Dr. David Keeling, head of WKU’s Department of Geography and Geology, traveled to White Plains, N.Y., this past week to lead a seminar at the Scarsdale Teachers Institute on how geography shapes the “Seven Revolutions.”
The Seven Revolutions is a project led by the Global Strategy Institute at the Center for Strategic and International Studies (CSIS) to “identify and analyze the key policy challenges that policymakers, business figures, and other leaders will face over the next twenty years.” The project aims to promote strategic thinking on the long-term trends that too few leaders take the time to consider.
According to Dr. Keeling, “it is critical that we teach the teachers about how geography is fundamental to the ordering of the global system. Geography matters because each one of the Seven Revolution themes (population, resources, technology, information, economic integration, conflict, and governance) is driven by spatial interaction, from movement to communication, and from territory to value systems.”
At the Scarsdale Teachers Institute, a regular Wednesday seminar that draws P-12 teachers of all disciplines from the region focuses on the cultural and geopolitical forces that bind societies together as well as pull them apart.
Titled “Earthlinks: Toward Awareness and Understanding of Current Issues,” the goal of the program is to enhance individual and collective awareness of current issues with global consequences that impact society. Dr. Keeling was the first academic geographer to be invited to lead an Earthlinks seminar at the Institute. The seminar included a problem-based approach to each of the major themes, with teachers tasked to develop curricula ideas in their respective disciplines that could link with and to these broader global trends.

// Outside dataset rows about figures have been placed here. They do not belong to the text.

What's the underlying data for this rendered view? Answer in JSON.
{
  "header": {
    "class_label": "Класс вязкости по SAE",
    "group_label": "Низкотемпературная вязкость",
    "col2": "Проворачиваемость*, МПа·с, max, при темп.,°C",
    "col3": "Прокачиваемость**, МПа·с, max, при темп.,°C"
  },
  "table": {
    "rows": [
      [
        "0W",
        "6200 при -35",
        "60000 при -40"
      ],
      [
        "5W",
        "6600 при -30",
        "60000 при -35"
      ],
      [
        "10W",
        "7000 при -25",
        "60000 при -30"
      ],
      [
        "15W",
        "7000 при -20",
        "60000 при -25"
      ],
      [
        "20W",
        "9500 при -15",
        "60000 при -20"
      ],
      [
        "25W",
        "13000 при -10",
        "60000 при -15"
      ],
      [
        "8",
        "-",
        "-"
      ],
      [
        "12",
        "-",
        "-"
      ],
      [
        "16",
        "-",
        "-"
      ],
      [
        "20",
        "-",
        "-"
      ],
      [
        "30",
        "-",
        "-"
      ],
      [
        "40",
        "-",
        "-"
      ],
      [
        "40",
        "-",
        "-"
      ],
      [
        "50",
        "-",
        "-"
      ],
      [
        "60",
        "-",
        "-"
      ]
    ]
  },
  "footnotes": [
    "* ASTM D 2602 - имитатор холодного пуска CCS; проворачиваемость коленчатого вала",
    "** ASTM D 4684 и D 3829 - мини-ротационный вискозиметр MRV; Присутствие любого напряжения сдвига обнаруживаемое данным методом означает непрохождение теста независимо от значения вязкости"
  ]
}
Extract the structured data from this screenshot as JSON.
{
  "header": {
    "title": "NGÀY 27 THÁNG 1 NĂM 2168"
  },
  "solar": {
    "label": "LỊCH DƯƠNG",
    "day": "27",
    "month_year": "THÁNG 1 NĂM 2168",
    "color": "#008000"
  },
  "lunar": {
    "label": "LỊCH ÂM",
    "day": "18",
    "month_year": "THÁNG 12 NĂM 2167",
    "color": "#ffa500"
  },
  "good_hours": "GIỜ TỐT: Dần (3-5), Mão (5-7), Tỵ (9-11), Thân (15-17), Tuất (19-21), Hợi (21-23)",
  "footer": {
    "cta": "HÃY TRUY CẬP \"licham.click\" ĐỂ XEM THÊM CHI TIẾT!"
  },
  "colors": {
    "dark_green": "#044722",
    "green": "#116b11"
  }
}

According to Dr. Keeling, “the Seven Revolutions theme has been adopted by many universities around the country as a framework for understanding global linkages. Yet the Department of Geography and Geology has been addressing these seven themes for years, long before they became fashionable in academia. The Department offers courses on population change, climate studies, globalization, geopolitics, transportation, environmental resources, and ethnic conflict. It’s always exciting for the Department to see geography reinvented in other guises and repackaged under a new rubric, but it is still geography at the end of the day that drives these seven major themes.”